Important Additional Information About the Proposed Merger

 

This communication is being made in respect of the proposed merger involving Ritter Pharmaceuticals, Inc. and Qualigen, Inc. Ritter filed a registration statement on Form S-4 (File No. 333-23635) with the SEC. The Registration Statement on Form S-4 was declared effective on April 9, 2020. The final joint proxy and consent solicitation statement/prospectus was filed with the SEC on April 9, 2020 and was first sent to the stockholders of Ritter and Qualigen on or about April 9, 2020. The final joint proxy and consent solicitation statement/prospectus contains important information about Ritter, Qualigen, the proposed merger and related matters.

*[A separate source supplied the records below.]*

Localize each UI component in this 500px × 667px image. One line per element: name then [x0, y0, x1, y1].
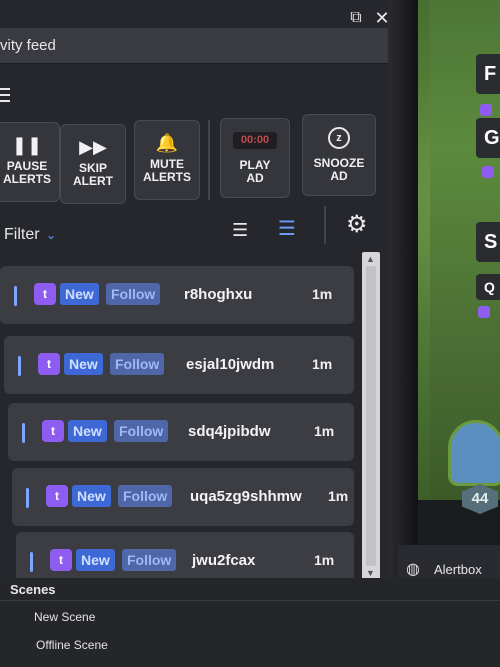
row-indicator: [18, 356, 21, 376]
row-indicator: [30, 552, 33, 572]
menu-icon[interactable]: [0, 88, 10, 102]
follow-badge: Follow: [118, 485, 173, 507]
gear-icon[interactable]: ⚙: [346, 210, 368, 239]
pause-label-2: ALERTS: [3, 171, 51, 186]
feed-time: 1m: [312, 356, 333, 372]
play-ad-label-2: AD: [246, 170, 264, 185]
preview-card: G: [476, 118, 500, 158]
scroll-up-icon[interactable]: ▲: [366, 254, 375, 264]
scenes-panel: Scenes New Scene Offline Scene: [0, 578, 500, 667]
feed-username[interactable]: sdq4jpibdw: [188, 423, 271, 440]
bell-icon: 🔔: [155, 132, 179, 153]
new-badge: New: [64, 353, 103, 375]
feed-row[interactable]: t New Follow uqa5zg9shhmw 1m: [12, 468, 354, 526]
pause-icon: ❚❚: [11, 134, 43, 155]
globe-icon: ◍: [406, 561, 420, 578]
twitch-icon: t: [34, 283, 56, 305]
snooze-icon: z: [328, 127, 350, 149]
feed-row[interactable]: t New Follow r8hoghxu 1m: [0, 266, 354, 324]
play-ad-button[interactable]: 00:00 PLAY AD: [220, 118, 290, 198]
ad-timer: 00:00: [232, 131, 278, 149]
follow-badge: Follow: [106, 283, 161, 305]
feed-row[interactable]: t New Follow esjal10jwdm 1m: [4, 336, 354, 394]
pause-label-1: PAUSE: [6, 158, 48, 173]
twitch-icon: [480, 104, 492, 116]
snooze-ad-button[interactable]: z SNOOZE AD: [302, 114, 376, 196]
twitch-icon: [478, 306, 490, 318]
play-ad-label-1: PLAY: [239, 157, 271, 172]
feed-username[interactable]: jwu2fcax: [192, 552, 255, 569]
dock-titlebar[interactable]: vity feed: [0, 28, 392, 64]
follow-badge: Follow: [122, 549, 177, 571]
compact-view-icon[interactable]: ☰: [278, 216, 296, 241]
scene-item[interactable]: Offline Scene: [36, 638, 108, 652]
skip-label-1: SKIP: [78, 160, 107, 175]
feed-time: 1m: [328, 488, 349, 504]
preview-card: S: [476, 222, 500, 262]
twitch-icon: t: [50, 549, 72, 571]
twitch-icon: t: [46, 485, 68, 507]
twitch-icon: [482, 166, 494, 178]
feed-time: 1m: [312, 286, 333, 302]
scrollbar-thumb[interactable]: [366, 266, 376, 566]
filter-label: Filter: [4, 226, 40, 243]
preview-card: Q: [476, 274, 500, 300]
twitch-icon: t: [42, 420, 64, 442]
dock-edge: [388, 0, 418, 600]
chevron-down-icon: ⌄: [45, 227, 57, 242]
skip-alert-button[interactable]: ▶▶ SKIP ALERT: [60, 124, 126, 204]
avatar: [448, 420, 500, 486]
snooze-label-2: AD: [330, 169, 348, 183]
feed-time: 1m: [314, 552, 335, 568]
feed-time: 1m: [314, 423, 335, 439]
skip-icon: ▶▶: [79, 136, 107, 157]
new-badge: New: [60, 283, 99, 305]
filter-dropdown[interactable]: Filter ⌄: [4, 226, 56, 244]
list-view-icon[interactable]: ☰: [232, 220, 248, 241]
mute-label-1: MUTE: [150, 156, 184, 171]
scene-item[interactable]: New Scene: [34, 610, 95, 624]
feed-scrollbar[interactable]: ▲ ▼: [362, 252, 380, 580]
scroll-down-icon[interactable]: ▼: [366, 568, 375, 578]
settings-divider: [324, 206, 326, 244]
feed-username[interactable]: esjal10jwdm: [186, 356, 274, 373]
preview-card: F: [476, 54, 500, 94]
feed-row[interactable]: t New Follow sdq4jpibdw 1m: [8, 403, 354, 461]
new-badge: New: [68, 420, 107, 442]
popout-icon[interactable]: ⧉: [346, 8, 366, 28]
follow-badge: Follow: [114, 420, 169, 442]
follow-badge: Follow: [110, 353, 165, 375]
feed-username[interactable]: uqa5zg9shhmw: [190, 488, 302, 505]
new-badge: New: [76, 549, 115, 571]
row-indicator: [22, 423, 25, 443]
row-indicator: [26, 488, 29, 508]
scenes-divider: [0, 600, 500, 601]
dock-title: vity feed: [0, 37, 56, 54]
scenes-header: Scenes: [10, 582, 56, 597]
mute-alerts-button[interactable]: 🔔 MUTE ALERTS: [134, 120, 200, 200]
pause-alerts-button[interactable]: ❚❚ PAUSE ALERTS: [0, 122, 60, 202]
source-label: Alertbox: [434, 562, 482, 577]
row-indicator: [14, 286, 17, 306]
skip-label-2: ALERT: [73, 173, 113, 188]
activity-feed-dock: vity feed ⧉ ✕ ❚❚ PAUSE ALERTS ▶▶ SKIP AL…: [0, 0, 392, 590]
toolbar-divider: [208, 120, 210, 200]
feed-username[interactable]: r8hoghxu: [184, 286, 252, 303]
mute-label-2: ALERTS: [143, 169, 191, 184]
new-badge: New: [72, 485, 111, 507]
twitch-icon: t: [38, 353, 60, 375]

STOCKHOLDERS ARE URGED TO READ THE FINAL JOINT PROXY AND CONSENT SOLICITATION STATEMENT/PROSPECTUS (INCLUDING ANY AMENDMENTS OR SUPPLEMENTS) AND OTHER DOCUMENTS FILED WITH THE SEC CAREFULLY IN THEIR ENTIRETY, AS THEY CONTAIN IMPORTANT INFORMATION THAT STOCKHOLDERS SHOULD CONSIDER BEFORE MAKING A DECISION ABOUT THE MERGER AND RELATED MATTERS. In addition to receiving the final joint proxy and consent solicitation statement/prospectus and proxy card or voting instruction form by mail, stockholders will also be able to obtain the final joint proxy and consent solicitation statement/prospectus, as well as other filings containing information about Ritter, without charge, from the SEC’s website (http://www.sec.gov) or, without charge, by directing a written request to: Ritter Pharmaceuticals, Inc., 1880 Century Park East, Suite 1000, Los Angeles, CA 90067, Attention: Corporate Secretary.

 

No Offer or Solicitation

 

This communication shall not constitute an offer to sell, the solicitation of an offer to sell or an offer to buy or the solicitation of an offer to buy any securities, nor shall there be any sale of securities in any jurisdiction in which such offer, solicitation or sale would be unlawful prior to registration or qualification under the securities laws of any such jurisdiction. No offer of securities shall be made except by means of a prospectus meeting the requirements of Section 10 of the Securities Act of 1933, as amended.

 

Participants in the Solicitation

 

Ritter Pharmaceuticals, and its directors and executive officers, may be deemed to be participants in the solicitation of proxies from the stockholders of Ritter Pharmaceuticals in connection with the proposed merger. Information regarding the special interests of these directors and executive officers in the proposed merger has been included in the joint proxy and consent solicitation statement/prospectus. Additional information about Ritter Pharmaceuticals’ directors and executive officers is included in Ritter Pharmaceuticals’ definitive proxy statement, filed with the SEC on April 26, 2019. These documents are available free of charge at the SEC website (www.sec.gov) and from the Corporate Secretary of Ritter Pharmaceuticals at the address above.